Österreichs Regierung plant Milliardenentlastung für Steuerzahler

Die Befriedigung von FPÖ, SPÖ, NEOS und der Liste JETZT, die Übergangsregierung von Sebastian Kurz nach dem Exodus der FPÖ abzuwählen, hat sich als ein klassisches Eigengoal erwiesen. Und zwar in Hinblick auf das Wort Österreichs in der EU. [EPA PHOTO/APA/HARALD SCHNEIDER]

Österreichs rechts-konservative Regierung will den heimischen Unternehmen mit einer milliardenschweren Steuerentlastung unter die Arme greifen.

Die auf die Gewinne der Firmen erhobene Körperschaftssteuer soll ab 2022 auf 23 Prozent und ab 2023 auf 21 Prozent von derzeit 25 Prozent gesenkt werden, wie aus den am Dienstag vom Finanzministerium genannten Details zur angekündigten Steuerreform hervorgeht. Das soll den Unternehmen ab 2023 eine jährliche Entlastung von 1,6 Milliarden Euro bringen.

Die Bundesregierung hatte zuvor mehrere Varianten für eine steuerliche Entlastung der Konzerne diskutiert. Eine Idee war eine begünstige Besteuerung von reinvestierten Gewinnen. Diese Variante sei nun aber aufgrund ihres hohen Verwaltungsaufwands vom Tisch. Zudem hätte man aus EU-rechtlichen Gründen auch Investitionen in ausländischen Betriebsstätten berücksichtigen müssen, was nicht gewollt war.

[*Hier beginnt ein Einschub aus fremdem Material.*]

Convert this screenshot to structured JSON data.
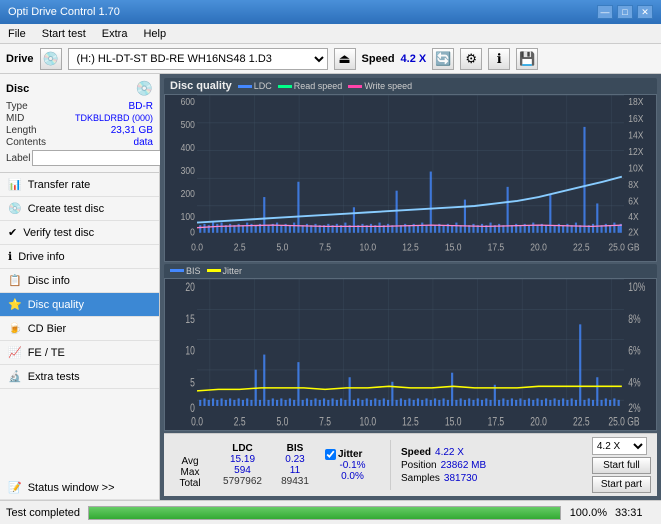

Die Senkung der Körperschaftssteuer ist Teil der geplanten Steuerreform, die in mehreren Schritten eine jährliche Entlastung um 6,5 Milliarden Euro bringen soll. Das ist mehr als bisher angekündigt worden war. Inklusive bereits beschlossener Maßnahmen wie dem sogenannten Familienbonus sollen die Steuern ab 2022 – dem Jahr der nächsten Parlamentswahl – sogar um jährlich 8,3 Milliarden Euro gesenkt werden. Der Großteil entfällt auf die Lohn- und Einkommenssteuer. Die Steuern- und Abgabenquote soll bis 2022 in Richtung 40 Prozent der Wirtschaftsleistung gesenkt werden. Die Alpenrepublik zählt mit ihrer Abgabenquote von derzeit knapp 42 Prozent zu den Spitzenreitern in Europa. Besonders die Sozialabgaben sind im Vergleich sehr hoch.

Kritiker sehen in der Senkung der Körperschaftssteuer aber vor allem ein Geschenk an Unternehmen. So bleibt die Flat Tax für Unternehmen erhalten – die Steuerbelastung ändert sich mit steigendem Gewinn nicht. Das sei nötig, um die internationale Wettbewerbsfähigkeit  österreichischer Unternehmen zu stärken, so das Argument.

In die Hände spielt der Regierung bei ihrem Vorhaben die stabile Konjunkturlage. Darüber hinaus seien Einsparungen in der Verwaltung geplant. Geld in die Staatskasse spülen will man auch über eine bereits angekündigte Digitalsteuer für Internet-Konzerne, über die Tabaksteuer, das Glücksspiel und andere Maßnahmen. Die Regierungsspitze stellt die Steuerreformpläne am Dienstagvormittag vor.